The pad, high-pass and voicing switches are all located at the bottom of the mic’s body.The pad, high-pass and voicing switches are all located at the bottom of the mic’s body.Fashioned from brass and secured by a turned brass end cap, the body has three cutouts for the switches, which are recessed to prevent inadvertent operation. The body finish is in satin black and the serial number of the mic is engraved onto the neck of the XLR output socket. Overall the mic measures 51 x 195 mm and weighs in at 725g.

In Theory & Practice

Other than noise figures, it is surprising how often the technical specifications of a mic fail to correlate with the sound that we hear. This mic has a frequency range of 20Hz to 16kHz (±2dB), which doesn’t seem excessively wide given that most capacitor mics claim a 20Hz to 20kHz response, but don’t read too much into that. The mic’s sensitivity is rated at 8mV/Pa, maybe a hint lower than is typical, while the self-noise is 13dB A-weighted or 22dB unweighted — not untypical for this type of mic and quieter than some of the old classics. Without the pad switched in, the mic can handle SPLs of 126dB (for 0.5 percent THD at 1kHz). As with any capacitor microphone, once above the rated maximum SPL level the distortion increases very rapidly, and here we’re informed that it is primarily complex third-harmonic in nature. A test recording of some small bells didn’t show up any unpleasant intermodulation distortion.

As a vocal mic the U195 sounds well-balanced and very smooth in the Fat voice position, while in Normal mode it tightens the lows slightly and takes on a subtle sense of air at the high end. It is good to be able to choose the most appropriate character for the voice and in either position there’s none of that mid-range ‘bark’ that some lesser mics seem to produce.
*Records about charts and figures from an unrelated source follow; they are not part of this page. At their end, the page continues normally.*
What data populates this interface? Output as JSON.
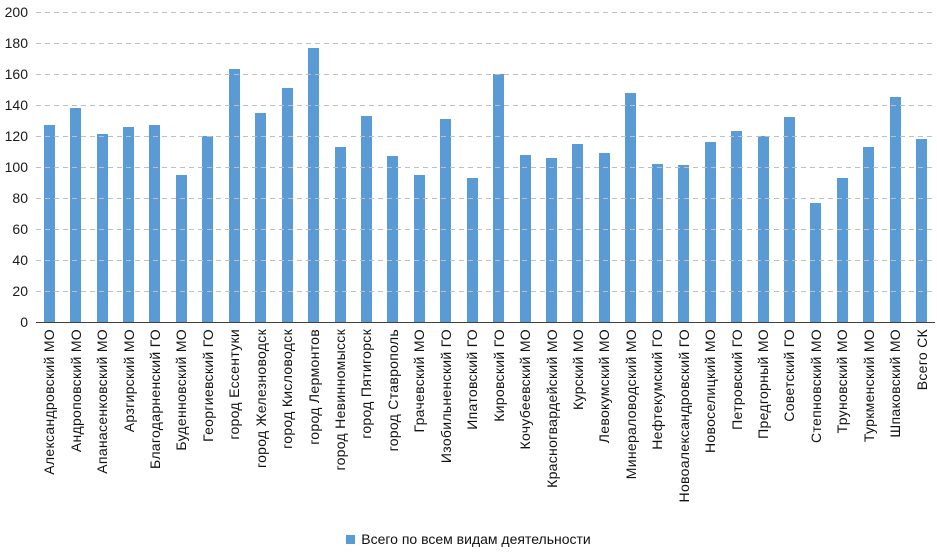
{
  "chart_data": {
    "type": "bar",
    "title": "",
    "categories": [
      "Александровский МО",
      "Андроповский МО",
      "Апанасенковский МО",
      "Арзгирский МО",
      "Благодарненский ГО",
      "Буденновский МО",
      "Георгиевский ГО",
      "город Ессентуки",
      "город Железноводск",
      "город Кисловодск",
      "город Лермонтов",
      "город Невинномысск",
      "город Пятигорск",
      "город Ставрополь",
      "Грачевский МО",
      "Изобильненский ГО",
      "Ипатовский ГО",
      "Кировский ГО",
      "Кочубеевский МО",
      "Красногвардейский МО",
      "Курский МО",
      "Левокумский МО",
      "Минераловодский МО",
      "Нефтекумский ГО",
      "Новоалександровский ГО",
      "Новоселицкий МО",
      "Петровский ГО",
      "Предгорный МО",
      "Советский ГО",
      "Степновский МО",
      "Труновский МО",
      "Туркменский МО",
      "Шпаковский МО",
      "Всего СК"
    ],
    "series": [
      {
        "name": "Всего по всем видам деятельности",
        "values": [
          127,
          138,
          121,
          126,
          127,
          95,
          120,
          163,
          135,
          151,
          177,
          113,
          133,
          107,
          95,
          131,
          93,
          160,
          108,
          106,
          115,
          109,
          148,
          102,
          101,
          116,
          123,
          120,
          132,
          77,
          93,
          113,
          145,
          118
        ]
      }
    ],
    "xlabel": "",
    "ylabel": "",
    "ylim": [
      0,
      200
    ],
    "yticks": [
      0,
      20,
      40,
      60,
      80,
      100,
      120,
      140,
      160,
      180,
      200
    ],
    "grid": "horizontal-dashed",
    "legend_position": "bottom",
    "bar_color": "#5B9BD5",
    "gridline_color": "#bfbfbf",
    "axis_color": "#404040"
  },
  "legend": {
    "label": "Всего по всем видам деятельности",
    "marker_color": "#5B9BD5"
  }
}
Again using the Fat position, the results on an electric guitar amplifier were excellent and very much as the amp sounded in the room. I don’t find many capacitor mics that really grab me in this application, but this one really nails it. Moving over to acoustic guitar, the tone was again nicely balanced with no phasey undertones, and was detailed without sounding scratchy — so a good score there too.

My final test was as a kick drum mic using my small 16-inch Tama kick as the test piece. Given the small size of the drum, the U195 fared pretty well in FAT mode with the pad engaged, though I had to use a bit of EQ to scoop out the lower mids and to enhance the beater click. That’s pretty much par for the course unless using a dedicated kick mic with the shaping already built in, though, and the final result was more than usable.

Overall then the mic lives up to its ‘all-rounder’ remit and delivers quality results in all cases. The usual caveat applies when buying a mic for your own voice (try many and see what sounds right for you), but as a general-purpose studio mic the U195 has a lot going for it. There are many competitors vying for your cash around this price, but don’t let that put you off adding the U195 to your shortlist.


Pretty much every major mic manufacturer you can think of offers a microphone around this price, but that dual-voicing switch and the extra-large output transformer sets the U195 apart from most of the competition.